Jak oceniasz polską scenę kulinarną? 

Lara Gessler: W ostatnim czasie bardzo rozkwitła. Spopularyzowała się od kiedy szef najlepszej restauracji na świecie – Nomy - powiedział, że kuchnia polska będzie następną, która zawładnie światem. Ja się cały czas tego trzymam i moim zdaniem hype na polską kuchnię cały czas jest. Przede wszystkim wydaje mi się, że zaczęliśmy być dumni z tego, co sami robimy. Chodzi o to, że  po latach 90. i po „ubogim chińczyku”, który był zawsze zalany tym samym sosem,  mogliśmy się wykąpać w smakach z całego świata i teraz w głównych miastach w Polsce jesteśmy w stanie zjeść dania wielu kuchni. Zaczęliśmy doceniać naszą polską kuchnię i nią się bawić w bardziej niekonwencjonalny sposób, zaczęło nas to dużo bardziej cieszyć.

Na ile jest ona zróżnicowana w poszczególnych miastach, jak Warszawa, Kraków czy Wrocław?

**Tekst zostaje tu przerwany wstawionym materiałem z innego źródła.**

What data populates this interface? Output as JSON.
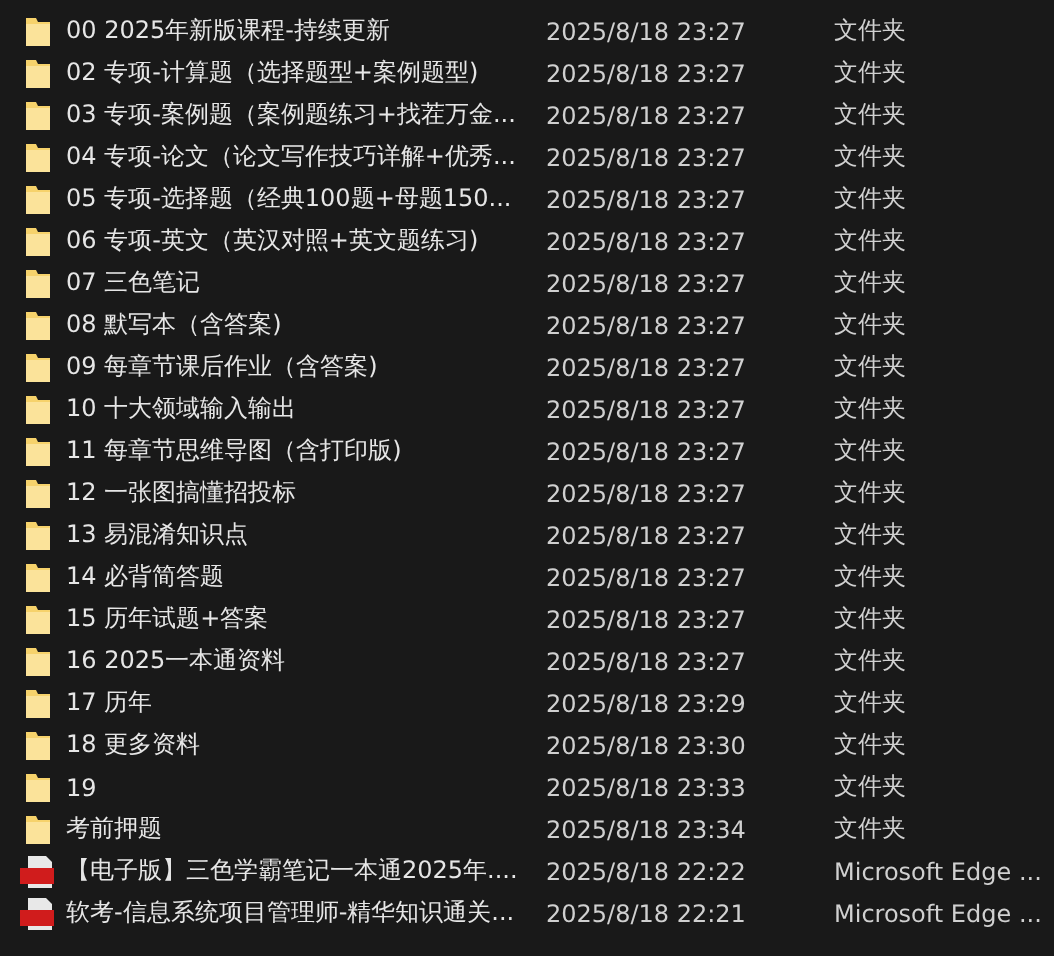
{
  "files": [
    {
      "kind": "folder",
      "name": "00 2025年新版课程-持续更新",
      "date": "2025/8/18 23:27",
      "type": "文件夹"
    },
    {
      "kind": "folder",
      "name": "02 专项-计算题（选择题型+案例题型)",
      "date": "2025/8/18 23:27",
      "type": "文件夹"
    },
    {
      "kind": "folder",
      "name": "03 专项-案例题（案例题练习+找茬万金...",
      "date": "2025/8/18 23:27",
      "type": "文件夹"
    },
    {
      "kind": "folder",
      "name": "04 专项-论文（论文写作技巧详解+优秀...",
      "date": "2025/8/18 23:27",
      "type": "文件夹"
    },
    {
      "kind": "folder",
      "name": "05 专项-选择题（经典100题+母题150...",
      "date": "2025/8/18 23:27",
      "type": "文件夹"
    },
    {
      "kind": "folder",
      "name": "06 专项-英文（英汉对照+英文题练习)",
      "date": "2025/8/18 23:27",
      "type": "文件夹"
    },
    {
      "kind": "folder",
      "name": "07 三色笔记",
      "date": "2025/8/18 23:27",
      "type": "文件夹"
    },
    {
      "kind": "folder",
      "name": "08 默写本（含答案)",
      "date": "2025/8/18 23:27",
      "type": "文件夹"
    },
    {
      "kind": "folder",
      "name": "09 每章节课后作业（含答案)",
      "date": "2025/8/18 23:27",
      "type": "文件夹"
    },
    {
      "kind": "folder",
      "name": "10 十大领域输入输出",
      "date": "2025/8/18 23:27",
      "type": "文件夹"
    },
    {
      "kind": "folder",
      "name": "11 每章节思维导图（含打印版)",
      "date": "2025/8/18 23:27",
      "type": "文件夹"
    },
    {
      "kind": "folder",
      "name": "12 一张图搞懂招投标",
      "date": "2025/8/18 23:27",
      "type": "文件夹"
    },
    {
      "kind": "folder",
      "name": "13 易混淆知识点",
      "date": "2025/8/18 23:27",
      "type": "文件夹"
    },
    {
      "kind": "folder",
      "name": "14 必背简答题",
      "date": "2025/8/18 23:27",
      "type": "文件夹"
    },
    {
      "kind": "folder",
      "name": "15 历年试题+答案",
      "date": "2025/8/18 23:27",
      "type": "文件夹"
    },
    {
      "kind": "folder",
      "name": "16 2025一本通资料",
      "date": "2025/8/18 23:27",
      "type": "文件夹"
    },
    {
      "kind": "folder",
      "name": "17 历年",
      "date": "2025/8/18 23:29",
      "type": "文件夹"
    },
    {
      "kind": "folder",
      "name": "18 更多资料",
      "date": "2025/8/18 23:30",
      "type": "文件夹"
    },
    {
      "kind": "folder",
      "name": "19",
      "date": "2025/8/18 23:33",
      "type": "文件夹"
    },
    {
      "kind": "folder",
      "name": "考前押题",
      "date": "2025/8/18 23:34",
      "type": "文件夹"
    },
    {
      "kind": "pdf",
      "name": "【电子版】三色学霸笔记一本通2025年....",
      "date": "2025/8/18 22:22",
      "type": "Microsoft Edge ..."
    },
    {
      "kind": "pdf",
      "name": "软考-信息系统项目管理师-精华知识通关...",
      "date": "2025/8/18 22:21",
      "type": "Microsoft Edge ..."
    }
  ]
}
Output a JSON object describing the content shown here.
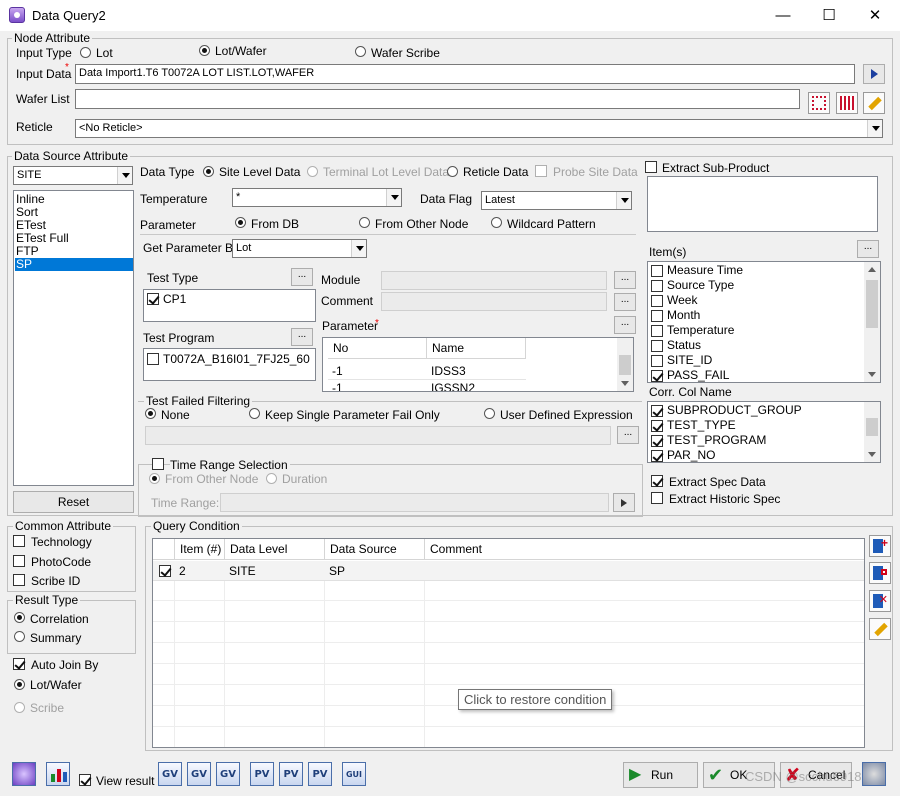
{
  "window": {
    "title": "Data Query2",
    "minimize": "—",
    "maximize": "☐",
    "close": "✕"
  },
  "node_attribute": {
    "label": "Node Attribute",
    "input_type_label": "Input Type",
    "input_types": [
      {
        "label": "Lot",
        "selected": false
      },
      {
        "label": "Lot/Wafer",
        "selected": true
      },
      {
        "label": "Wafer Scribe",
        "selected": false
      }
    ],
    "input_data_label": "Input Data",
    "required_mark": "*",
    "input_data_value": "Data Import1.T6 T0072A LOT LIST.LOT,WAFER",
    "wafer_list_label": "Wafer List",
    "wafer_list_value": "",
    "reticle_label": "Reticle",
    "reticle_value": "<No Reticle>"
  },
  "data_source": {
    "label": "Data Source Attribute",
    "source_combo": "SITE",
    "source_list": [
      "Inline",
      "Sort",
      "ETest",
      "ETest Full",
      "FTP",
      "SP"
    ],
    "source_selected": "SP",
    "reset_label": "Reset",
    "data_type_label": "Data Type",
    "data_types": [
      {
        "label": "Site Level Data",
        "selected": true,
        "enabled": true
      },
      {
        "label": "Terminal Lot Level Data",
        "selected": false,
        "enabled": false
      },
      {
        "label": "Reticle Data",
        "selected": false,
        "enabled": true
      }
    ],
    "probe_site_label": "Probe Site Data",
    "temperature_label": "Temperature",
    "temperature_value": "*",
    "data_flag_label": "Data Flag",
    "data_flag_value": "Latest",
    "parameter_label": "Parameter",
    "parameter_modes": [
      {
        "label": "From DB",
        "selected": true
      },
      {
        "label": "From Other Node",
        "selected": false
      },
      {
        "label": "Wildcard Pattern",
        "selected": false
      }
    ],
    "get_param_label": "Get Parameter By",
    "get_param_value": "Lot",
    "test_type_label": "Test Type",
    "test_type_items": [
      {
        "label": "CP1",
        "checked": true
      }
    ],
    "test_program_label": "Test Program",
    "test_program_items": [
      {
        "label": "T0072A_B16I01_7FJ25_60",
        "checked": false
      }
    ],
    "module_label": "Module",
    "comment_label": "Comment",
    "param_grid_label": "Parameter",
    "param_columns": [
      "No",
      "Name"
    ],
    "param_rows": [
      {
        "no": "-1",
        "name": "IDSS3"
      },
      {
        "no": "-1",
        "name": "IGSSN2"
      }
    ],
    "tff_label": "Test Failed Filtering",
    "tff_options": [
      {
        "label": "None",
        "selected": true
      },
      {
        "label": "Keep Single Parameter Fail Only",
        "selected": false
      },
      {
        "label": "User Defined Expression",
        "selected": false
      }
    ],
    "time_range_label": "Time Range Selection",
    "time_range_modes": [
      "From Other Node",
      "Duration"
    ],
    "time_range_field_label": "Time Range:",
    "dots": "...",
    "extract_sub_product": "Extract Sub-Product",
    "items_label": "Item(s)",
    "items": [
      {
        "label": "Measure Time",
        "checked": false
      },
      {
        "label": "Source Type",
        "checked": false
      },
      {
        "label": "Week",
        "checked": false
      },
      {
        "label": "Month",
        "checked": false
      },
      {
        "label": "Temperature",
        "checked": false
      },
      {
        "label": "Status",
        "checked": false
      },
      {
        "label": "SITE_ID",
        "checked": false
      },
      {
        "label": "PASS_FAIL",
        "checked": true
      }
    ],
    "corr_col_label": "Corr. Col Name",
    "corr_cols": [
      {
        "label": "SUBPRODUCT_GROUP",
        "checked": true
      },
      {
        "label": "TEST_TYPE",
        "checked": true
      },
      {
        "label": "TEST_PROGRAM",
        "checked": true
      },
      {
        "label": "PAR_NO",
        "checked": true
      }
    ],
    "extract_spec": {
      "label": "Extract Spec Data",
      "checked": true
    },
    "extract_hist": {
      "label": "Extract Historic Spec",
      "checked": false
    }
  },
  "common_attribute": {
    "label": "Common Attribute",
    "items": [
      "Technology",
      "PhotoCode",
      "Scribe ID"
    ]
  },
  "result_type": {
    "label": "Result Type",
    "options": [
      {
        "label": "Correlation",
        "selected": true
      },
      {
        "label": "Summary",
        "selected": false
      }
    ]
  },
  "auto_join": {
    "label": "Auto Join By",
    "checked": true,
    "options": [
      {
        "label": "Lot/Wafer",
        "selected": true,
        "enabled": true
      },
      {
        "label": "Scribe",
        "selected": false,
        "enabled": false
      }
    ]
  },
  "query_condition": {
    "label": "Query Condition",
    "columns": [
      "Item (#)",
      "Data Level",
      "Data Source",
      "Comment"
    ],
    "rows": [
      {
        "item": "2",
        "level": "SITE",
        "source": "SP",
        "comment": ""
      }
    ],
    "tooltip": "Click to restore condition"
  },
  "bottom": {
    "view_result": "View result",
    "tool_icons": [
      "GV",
      "GV",
      "GV",
      "PV",
      "PV",
      "PV",
      "GUI"
    ],
    "run": "Run",
    "ok": "OK",
    "cancel": "Cancel",
    "watermark": "CSDN @scchu6918"
  },
  "colors": {
    "selection": "#0078d7",
    "window_bg": "#f0f0f0"
  }
}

Scena kulinarna w Warszawie, Krakowie i Wrocławiu trochę się różni. Wszystkie nowinki najszybciej wpadają jednak do Warszawy i tutaj ten tygiel jest największy. Najwięcej restauracji się otwiera ale 
i też najwięcej restauracji się zamyka i to jest tu bardzo dobrze skupione. Jeżeli chodzi o Kraków, jest on trochę bardziej tradycyjny  i królują tu restauracje z polską kuchnią, ale też z włoską. Jest trochę bardziej asekuracyjny. Przede wszystkim żyje ze studentów i turystów, w wyniku czego kuchnia ta jest mniej skomplikowana, chociaż mają wiele znakomitych miejsc - najczęściej polskie, bądź włoskie.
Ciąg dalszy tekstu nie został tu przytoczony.